The Australian outback town of Mitchell lies in the Western Downs region of southern Queensland on the Warrego Highway just shy of 600 km west of Brisbane on the way to Charleville. Situated on the Maranoa River, the town of Mitchell was named in honour of the 19th Century explorer, and the town emerged as a pastoral town out of the farming of grains, beef and sheep. Tourism has become a strong drawcard to Mitchell and especially to its Great Artesian Spa.
But more recently, Mitchell's fame has been lowered to infamy with it taking on a reputation for becoming the home of the kangaroo slaughter trade.
"You see a lot of utes in Mitchell and the towns just like it that emerge from the roadside only to disppear again as you drive west through southern Queensland on the Warrego Highway. You can tell the ones that are driven by kangaroo shooters. They have racks for guns and long spikes upon which the freshly eviscerated carcasses are placed. One, parked just around the corner, has black steel bullbars with the words "roo raper" cut into them."
Besides the slaughter of Australia's iconic kangaroos for pet meat and indeed export for human consumption in fancy restaurant, it is the sanitary conditions that is shocking and a life threatening time bomb. Following the international biolab standards of Silliker, animal liberation chief, Mark Pearson says "the last time we did swabs here and in Charleville, they were alarmingly high in E.coli."
'The chiller doors aren't locked. When Ben-Ami opens the first, problems are immediately apparent. Bright drips from fresh kills are spotting onto another layer of older, duller, deader blood, which is particularly thick nearest the front. The lip of the door frame is so thick and sticky, the red's turned a dull, dark brown. Hairs are stuck to it.
'The carcasses are packed as tightly as possible. They hang from hooks by their legs, their heads and tails missing,gaping rents where their stomachs once were, leg muscles tensed visibly; severed necks poke into gut cavities; hundreds of paws hang in a grisly reach towards the bloody floor. According to their tags, they're four days dead.
"These are quite young ones, heads cut off quite low," Pearson says, pointing to a nub of spine that's jutting out just above the shoulder. "Most of them are cut too far back." To decapitate in this way requires significantly more effort than using the traditional method, with a slice directly beloiw the jawline. It also makes bad financial sense to remove most of the neck , as harvesters are paid by weight. Proof, claim the activists, that an illegal shot in the jaw or neck has been covered up.
'Pearson points to the floor. "They're bringing in new carcasses and hanging them above the floor, which has blood from old carcasses. Blood is a Petri dish for disease and contamination. This is a major breach of any export abattoir standards." he points to a small grey kangaroo that is caked elbow to paw in blood and dirt. "That's from the evisceration," he says. That's all supposed to fall to the ground. And don't forget, these would have been on the back [of a ute] for four, five, six hours, and it would have been 20 degrees. When you consider this is export meat...Uh-oh..."
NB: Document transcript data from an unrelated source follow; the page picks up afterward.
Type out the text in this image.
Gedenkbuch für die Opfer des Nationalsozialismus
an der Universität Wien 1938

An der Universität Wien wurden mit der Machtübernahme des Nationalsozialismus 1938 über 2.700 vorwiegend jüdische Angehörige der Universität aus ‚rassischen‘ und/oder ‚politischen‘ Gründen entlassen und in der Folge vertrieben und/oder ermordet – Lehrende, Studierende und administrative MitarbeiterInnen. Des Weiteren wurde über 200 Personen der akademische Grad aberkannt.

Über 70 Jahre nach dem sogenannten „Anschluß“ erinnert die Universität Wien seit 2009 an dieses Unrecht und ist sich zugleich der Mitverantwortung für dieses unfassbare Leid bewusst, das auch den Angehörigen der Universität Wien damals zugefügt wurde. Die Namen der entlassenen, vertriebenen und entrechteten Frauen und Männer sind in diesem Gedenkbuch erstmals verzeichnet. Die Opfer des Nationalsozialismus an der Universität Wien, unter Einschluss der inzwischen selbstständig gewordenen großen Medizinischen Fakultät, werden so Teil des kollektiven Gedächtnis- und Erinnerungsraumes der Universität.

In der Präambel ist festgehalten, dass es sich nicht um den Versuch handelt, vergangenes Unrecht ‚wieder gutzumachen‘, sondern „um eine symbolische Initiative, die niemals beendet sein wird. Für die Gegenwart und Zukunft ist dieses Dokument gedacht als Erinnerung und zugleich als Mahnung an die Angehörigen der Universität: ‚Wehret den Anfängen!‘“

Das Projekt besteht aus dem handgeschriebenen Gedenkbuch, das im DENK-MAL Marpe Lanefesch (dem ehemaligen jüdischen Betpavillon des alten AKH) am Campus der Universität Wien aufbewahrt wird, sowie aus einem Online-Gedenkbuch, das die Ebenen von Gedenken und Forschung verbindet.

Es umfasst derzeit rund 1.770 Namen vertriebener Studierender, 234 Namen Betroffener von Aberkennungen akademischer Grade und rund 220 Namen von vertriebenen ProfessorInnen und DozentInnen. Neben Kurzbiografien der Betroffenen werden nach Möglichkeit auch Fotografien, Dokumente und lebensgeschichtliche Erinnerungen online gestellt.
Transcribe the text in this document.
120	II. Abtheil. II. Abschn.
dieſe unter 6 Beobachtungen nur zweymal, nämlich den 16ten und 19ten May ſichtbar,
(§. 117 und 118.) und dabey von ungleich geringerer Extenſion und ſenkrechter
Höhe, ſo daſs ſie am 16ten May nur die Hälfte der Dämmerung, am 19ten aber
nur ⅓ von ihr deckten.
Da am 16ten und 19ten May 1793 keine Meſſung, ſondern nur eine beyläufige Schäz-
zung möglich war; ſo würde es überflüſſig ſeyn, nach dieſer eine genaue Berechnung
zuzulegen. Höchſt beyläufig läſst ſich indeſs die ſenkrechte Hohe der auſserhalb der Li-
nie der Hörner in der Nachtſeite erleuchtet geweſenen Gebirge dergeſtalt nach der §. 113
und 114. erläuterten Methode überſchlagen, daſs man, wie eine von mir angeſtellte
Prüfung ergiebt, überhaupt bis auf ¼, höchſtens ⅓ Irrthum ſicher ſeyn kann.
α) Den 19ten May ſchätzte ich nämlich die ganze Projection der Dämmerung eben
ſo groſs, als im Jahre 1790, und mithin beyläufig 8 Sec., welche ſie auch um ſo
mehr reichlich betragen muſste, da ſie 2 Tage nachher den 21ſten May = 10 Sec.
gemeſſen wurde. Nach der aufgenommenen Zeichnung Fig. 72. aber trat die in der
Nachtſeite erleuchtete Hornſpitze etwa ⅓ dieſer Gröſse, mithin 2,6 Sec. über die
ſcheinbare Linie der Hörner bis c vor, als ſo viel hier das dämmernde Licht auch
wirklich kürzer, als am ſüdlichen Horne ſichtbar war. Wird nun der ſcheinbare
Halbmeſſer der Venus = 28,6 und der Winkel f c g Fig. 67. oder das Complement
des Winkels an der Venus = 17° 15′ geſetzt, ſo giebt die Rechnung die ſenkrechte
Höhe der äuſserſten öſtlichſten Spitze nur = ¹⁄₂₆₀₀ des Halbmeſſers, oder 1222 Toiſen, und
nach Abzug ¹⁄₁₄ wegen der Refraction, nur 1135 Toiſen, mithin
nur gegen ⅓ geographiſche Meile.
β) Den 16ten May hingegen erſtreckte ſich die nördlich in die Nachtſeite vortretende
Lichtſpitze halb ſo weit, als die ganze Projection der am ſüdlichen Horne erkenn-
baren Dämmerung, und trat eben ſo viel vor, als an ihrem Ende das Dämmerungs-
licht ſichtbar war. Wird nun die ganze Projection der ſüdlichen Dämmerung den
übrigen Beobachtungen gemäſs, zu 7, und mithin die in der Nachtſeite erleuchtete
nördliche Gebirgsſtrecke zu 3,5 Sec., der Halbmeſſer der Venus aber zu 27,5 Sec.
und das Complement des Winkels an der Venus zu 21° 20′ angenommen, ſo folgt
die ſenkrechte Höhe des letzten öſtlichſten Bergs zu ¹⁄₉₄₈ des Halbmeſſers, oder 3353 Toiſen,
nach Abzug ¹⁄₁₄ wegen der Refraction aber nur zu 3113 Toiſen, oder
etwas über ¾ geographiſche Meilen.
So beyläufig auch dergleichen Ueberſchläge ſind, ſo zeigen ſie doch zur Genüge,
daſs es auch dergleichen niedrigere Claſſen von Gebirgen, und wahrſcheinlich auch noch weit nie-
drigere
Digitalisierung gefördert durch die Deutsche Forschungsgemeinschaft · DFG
Besides Mitchell, the roo rapers store their roo chillers at Charleville, Augathella and Blackall. The practice in outback Queensland is widespread.
To struggling towns in the outback like Mitchell, kangaroo meat is big business. "The Kangaroo Industry Industry Association of Australia says theirs is a business worth $270 million a year that directly employs about 4000 people" many in remote areas."
SOURCE: Sydney Morning Herald, Good Weekend, 23rd May 2009.
AusHunt, a website dedicated to hunting in Australia and it's hunters, advocates:
"Kangaroo shooting is a unique job and many people are involved in one way or another in Australia’s kangaroo industry. My advice for the wannabe ‘roo shooter? You’ll need to make a few phone calls to chiller-box operators in various rural centers to evaluate the impact another ‘roo shooter would have there. Then decide on a location. Before doing anything, take a week off work and go out with a qualified, professional ‘roo shooter and see what is actually involved.
Australia’s kangaroo industry is one of the only jobs in the world where a person can legally shoot wild animals fulltime for a living. Kangaroo shooting is a tough life with long hours, and a certain danger element. Depending on weather conditions (wind, rain), phases of the moon and drought, the kangaroo shooter may have a good or bad night. It can be a very irregular income earner.
Many shooters struggle to make money, some make a living, and a few make good profits of A$100,000/annum +. Dedication is the name of the game …. going out night after night and avoiding the temptations of the local pub. The upside is that the shooter is very independent and can lead an exciting outdoors life, totally using his wits, determination and shooting prowess to make money.
Okay, you like what you see and you’ve done your courses. Move to the rural center that you have selected and get a day job there, whether it be pumping gas or whatever. THEN, start looking around for properties on which to shoot and start off by shooting week-ends. See how you go, then move on to fulltime when you know that you can make money. Good luck!"